Jochen Stanzl begann seine Karriere in der Finanzdienstleistungsbranche als Mitbegründer der BörseGo AG (jetzt stock3 AG), wo er 18 Jahre lang mit den Marken GodmodeTrader sowie Guidants arbeitete und Marktkommentare und Finanzanalysen erstellte.

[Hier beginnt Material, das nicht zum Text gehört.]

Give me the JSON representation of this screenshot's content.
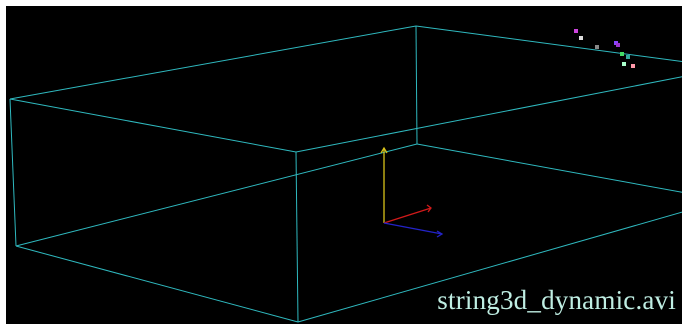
{
  "video": {
    "filename": "string3d_dynamic.avi"
  },
  "colors": {
    "background": "#000000",
    "box_edge": "#2fb9bf",
    "axis_x": "#d11a1a",
    "axis_y": "#d8c21a",
    "axis_z": "#2323c8",
    "caption": "#bfeee3"
  },
  "particles": [
    {
      "color": "#cc44dd"
    },
    {
      "color": "#dddddd"
    },
    {
      "color": "#888888"
    },
    {
      "color": "#8844ff"
    },
    {
      "color": "#9933cc"
    },
    {
      "color": "#44dd66"
    },
    {
      "color": "#33aa99"
    },
    {
      "color": "#aaffcc"
    },
    {
      "color": "#ff99aa"
    }
  ]
}
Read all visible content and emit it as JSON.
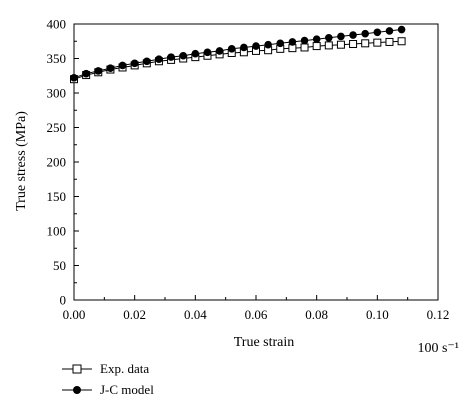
{
  "chart_data": {
    "type": "line",
    "xlabel": "True strain",
    "ylabel": "True stress (MPa)",
    "annotation": "100 s⁻¹",
    "xlim": [
      0,
      0.12
    ],
    "ylim": [
      0,
      400
    ],
    "x_ticks": [
      "0.00",
      "0.02",
      "0.04",
      "0.06",
      "0.08",
      "0.10",
      "0.12"
    ],
    "y_ticks": [
      "0",
      "50",
      "100",
      "150",
      "200",
      "250",
      "300",
      "350",
      "400"
    ],
    "grid": false,
    "legend_position": "bottom-left",
    "series": [
      {
        "name": "Exp. data",
        "marker": "open-square",
        "x": [
          0.0,
          0.004,
          0.008,
          0.012,
          0.016,
          0.02,
          0.024,
          0.028,
          0.032,
          0.036,
          0.04,
          0.044,
          0.048,
          0.052,
          0.056,
          0.06,
          0.064,
          0.068,
          0.072,
          0.076,
          0.08,
          0.084,
          0.088,
          0.092,
          0.096,
          0.1,
          0.104,
          0.108
        ],
        "y": [
          320,
          326,
          330,
          334,
          337,
          340,
          343,
          346,
          348,
          350,
          352,
          354,
          356,
          358,
          359,
          361,
          362,
          364,
          365,
          366,
          368,
          369,
          370,
          371,
          372,
          373,
          374,
          375
        ]
      },
      {
        "name": "J-C model",
        "marker": "filled-circle",
        "x": [
          0.0,
          0.004,
          0.008,
          0.012,
          0.016,
          0.02,
          0.024,
          0.028,
          0.032,
          0.036,
          0.04,
          0.044,
          0.048,
          0.052,
          0.056,
          0.06,
          0.064,
          0.068,
          0.072,
          0.076,
          0.08,
          0.084,
          0.088,
          0.092,
          0.096,
          0.1,
          0.104,
          0.108
        ],
        "y": [
          322,
          328,
          332,
          336,
          340,
          343,
          346,
          349,
          352,
          354,
          357,
          359,
          361,
          364,
          366,
          368,
          370,
          372,
          374,
          376,
          378,
          380,
          382,
          384,
          386,
          388,
          390,
          392
        ]
      }
    ]
  }
}
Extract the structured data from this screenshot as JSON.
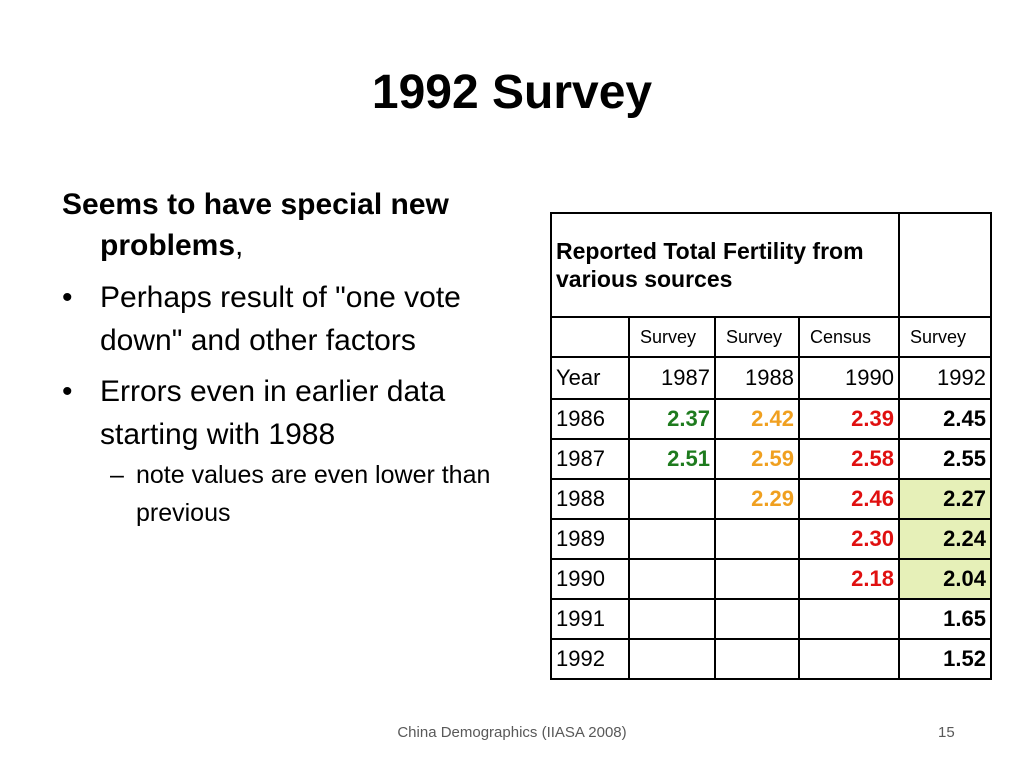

Er kam im Jahr 2015 nach Frankfurt zu CMC Markets Deutschland, um seine langjährige Erfahrung einzubringen, mit deren Hilfe er die Finanzmärkte analysiert und aufschlussreiche Stellungnahmen für Medien wie auch für Kunden verfasst. Er ist zu Gast bei TV-Sendern wie Welt, Tagesschau oder n-tv, wird zitiert von Reuters, Handelsblatt oder DPA und sendet seine Einschätzungen über Livestreams auf CMC TV.

Jochen Stanzl verfolgt einen kombinierten Ansatz, der technische und fundamentale Analysen einbezieht. Dabei steht das 123-Muster, Kerzencharts und das Preisverhalten an wichtigen, neuralgischen Punkten im Vordergrund. Jochen Stanzl ist Certified Financial Technician” (CFTe) beim Internationalen Verband der technischen Analysten IFTA.